PENSIONATI VENETI NEI TERRENI CONFISCATI ALLA MAFIA. CON LORO CENTINAIA DI GIOVANI PER TESTIMONIARE L’IMPEGNO CONTRO LA CRIMINALITÀ ORGANIZZATA.

Una cinquantina di pensionati aderenti allo Spi Cgil del Veneto saranno impegnati fino a settembre  come volontari nel progetto “Campi Antimafia 2015”,  un’iniziativa che si svolgerà in tutta Italia nei terreni e nelle proprietà confiscate alla criminalità organizzata.

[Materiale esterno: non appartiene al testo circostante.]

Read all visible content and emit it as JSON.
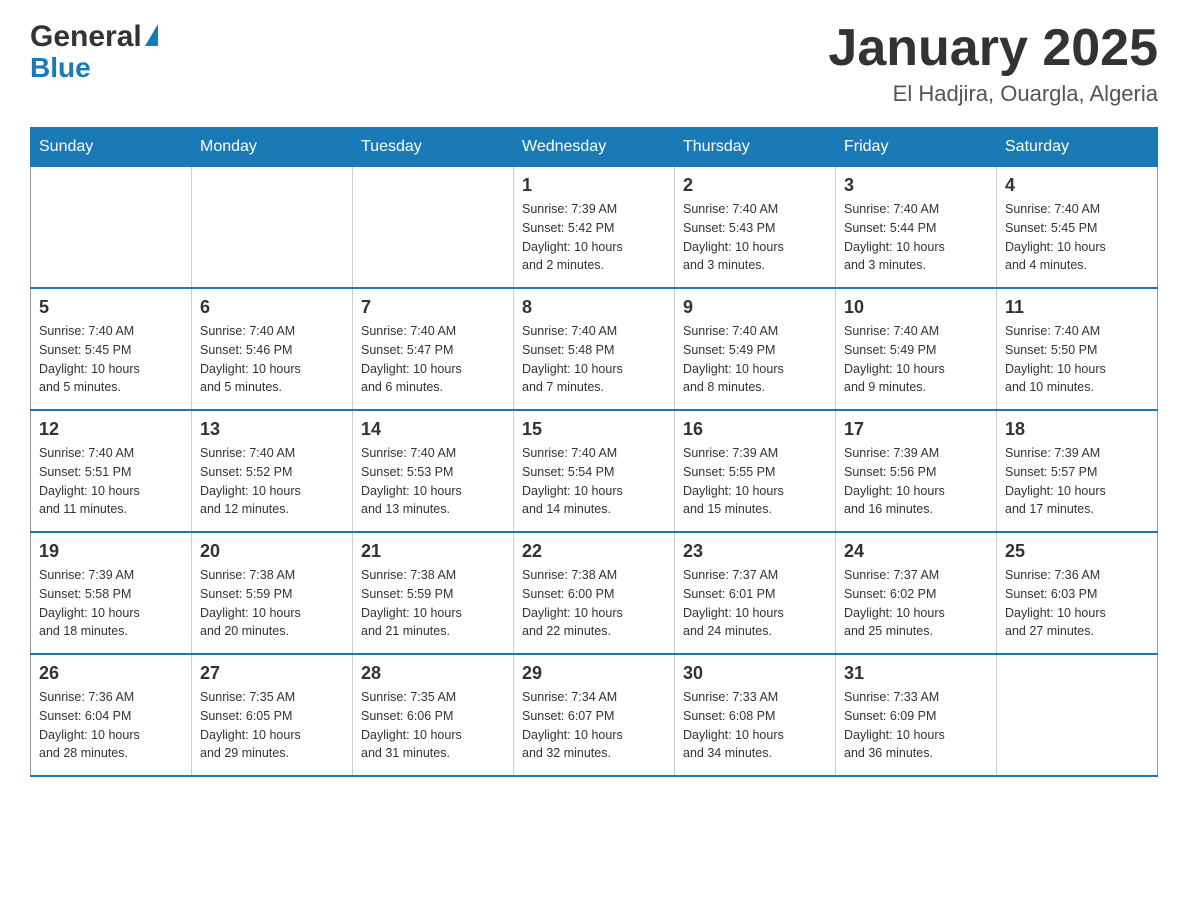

I progetti più impegnativi – informa un comunicato dello Spi Cgil regionale – li vedranno operare al fianco di centinaia di giovani nei campi di Santa Maria la Fossa, in provincia di Caserta e in Calabria, a Isola di Capo Rizzuto e Polistena, per complessivi 5 campi di una settimana ciascuno di lavoro. Per il secondo anno i volontari veneti faranno parte anche di un gruppo nazionale impegnato nel campo di Corleone, in provincia di Palermo.

Due, invece, gli appuntamenti nella regione. Interessano i tre campi di Erbè (Verona, 25 luglio/3 agosto, 4/13 agosto e 22/31 agosto) ed il laboratorio “Il giardino della legalità” di Campolongo Maggiore (Venezia, 31/8 settembre) nella villa confiscata al boss della mala del Brenta Felicetto Maniero. Ad Erbè i volontari Spi aiuteranno i boyscout nella gestione di una struttura composta da un fabbricato con 40 posti letto e un terreno di circa 2 ettari recentemente piantumato con oltre 150 essenze.

“Attraverso attività di formazione e lavoro – spiega Danilo Toccane, coordinatore del progetto per lo Spi Veneto – sperimenteremo l’utilizzo del lavoro manuale e agricolo quale veicolo per avvicinare i giovani, e non solo, alle tematiche dell’antimafia e della legalità democratica.

Spesso la confisca di beni e terreni alla mafia e a tutte le forme di criminalità organizzata  si trasforma in un dramma per la comunità, con centinaia di famiglie in grande difficoltà per la perdita del lavoro. Una circostanza che porta alla convinzione, sbagliata, che con la mafia si lavora, con lo Stato no. Da qualche anno a questa parte, però, anche se con difficoltà, si sta assistendo ad una inversione di tendenza, grazie all’assegnazione dei beni sequestrati a gruppi di lavoro, ad istituzioni pubbliche o associazioni private che, in attesa della definitiva confisca e conseguente destinazione, intervengono per mantenere vivi i terreni, attive le fabbriche e le attività artigianali”.

I beni che vengono assegnati sono ancora pochi e l’assegnazione avviene spesso dopo molto tempo dall’effettivo sequestro e non è raro assistere anche al fallimento delle cooperative di lavoratori cui l’attività stessa viene assegnata.

“C’è la necessità di un sostegno concreto – insiste Toccane – per dare respiro e speranza a chi, dopo aver perso il lavoro si rende disponibile per non far morire terreni e aziende. Per questo il sindacato dei pensionati è impegnato in questo progetto, per chiedere un intervento forte dello Stato e delle istituzioni a tutela di beni che, se coltivati e ben amministrati, una volta confiscati diventano una risorsa preziosissima per tutti”.